Future consumers, the young people, are at the forefront of the climate movement, so it may not be strange that sustainability and considerations about the climate have become a huge trend in the food sector. All the major members of Danish Food Cluster – Arla Foods, Carlsberg and Danish Crown – have announced ambitions to produce in a completely climate-neutral manner. Not to mention Chr. Hansen, who supplies ingredients for food globally, and who not only has objectives: The company has just been named the world’s most sustainable company.

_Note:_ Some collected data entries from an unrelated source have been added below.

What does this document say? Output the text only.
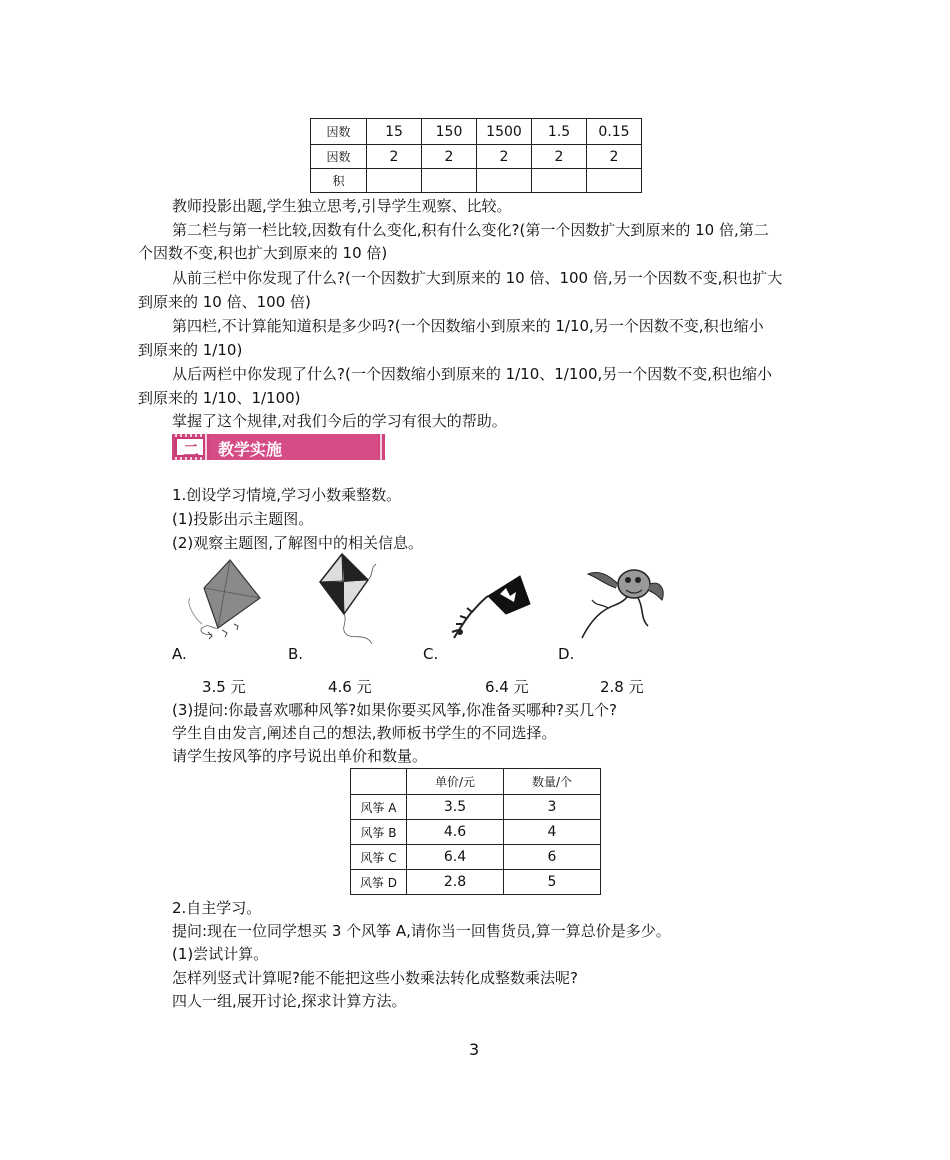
因数	15	150	1500	1.5	0.15
因数	2	2	2	2	2
积					
教师投影出题,学生独立思考,引导学生观察、比较。
第二栏与第一栏比较,因数有什么变化,积有什么变化?(第一个因数扩大到原来的 10 倍,第二
个因数不变,积也扩大到原来的 10 倍)
从前三栏中你发现了什么?(一个因数扩大到原来的 10 倍、100 倍,另一个因数不变,积也扩大
到原来的 10 倍、100 倍)
第四栏,不计算能知道积是多少吗?(一个因数缩小到原来的 1/10,另一个因数不变,积也缩小
到原来的 1/10)
从后两栏中你发现了什么?(一个因数缩小到原来的 1/10、1/100,另一个因数不变,积也缩小
到原来的 1/10、1/100)
掌握了这个规律,对我们今后的学习有很大的帮助。
二 教学实施
1.创设学习情境,学习小数乘整数。
(1)投影出示主题图。
(2)观察主题图,了解图中的相关信息。
A.
3.5 元
B.
4.6 元
C.
6.4 元
D.
2.8 元
(3)提问:你最喜欢哪种风筝?如果你要买风筝,你准备买哪种?买几个?
学生自由发言,阐述自己的想法,教师板书学生的不同选择。
请学生按风筝的序号说出单价和数量。
	单价/元	数量/个
风筝 A	3.5	3
风筝 B	4.6	4
风筝 C	6.4	6
风筝 D	2.8	5
2.自主学习。
提问:现在一位同学想买 3 个风筝 A,请你当一回售货员,算一算总价是多少。
(1)尝试计算。
怎样列竖式计算呢?能不能把这些小数乘法转化成整数乘法呢?
四人一组,展开讨论,探求计算方法。
3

For some companies, sustainability is an active choice that changes the business in a less climate-threatening direction. Others are born sustainable with a desire to take better care of nature’s resources as part of the idea base. So the timing is good when the cluster holds its anniversary on 21 March 2019 where the theme is sustainability as the driving force for innovation.
The anniversary is held at Møllerup Estate in Djursland, which in itself is a good example of how a desire for more sustainable food production can lead to new products. The headline is hemp, and no – it’s not about fun tobacco. It is hemp as a Danish crop that is transformed into both oil, pesto and granola, adds value to facial cream and lip balm and supplies plant fibres for mats and furniture. Another example is the nominees for this year’s “Food Innovator Award”, which will be presented at A Great Day for Food Innovation 2019. The list includes Jan Lund from Naturli’ in Randers, who globally has success with sustainable alternatives to milk and meat, Gitte Haar from KLS Pureprint, who leads the way with biodegradable food packaging, and Lars Aaen Thøgersen from Peter Larsen Coffee in Viborg, for whom beans and social responsibility goes hand in hand. Another nominee comes from the heart of Aarhus in the form of Soup Nerds with Michael Hübertz in the lead, who deals with the planet’s challenges by making soups that are not only meat-free but also taste delicious.
In this way, sustainability is not just a cool headline but also a real catalyst for new solutions that can both improve the lives of future generations and for us today.
For some companies, sustainability is an active choice that changes the business in a less climate-threatening direction. Others are born sustainable with a desire to take better care of nature’s resources as part of the idea base. But for all companies – both within food and in many other industries – the movement involves a chain reaction of new thinking. If Arla Foods or Danish Crown is to produce milk and chops in a climate-neutral manner, both housing and production must be put into place within both logistics and packaging. If Carlsberg wants to reduce plastic waste, many work processes must be considered from the beginning. An example is the Snap Pack, which ties canned beer and replaces the plastic that the so-called six-packs of beer were previously packed in. The invention alone reduces plastic consumption in six-packs by up to 76%. So there is hope for the future, for the present and for innovation.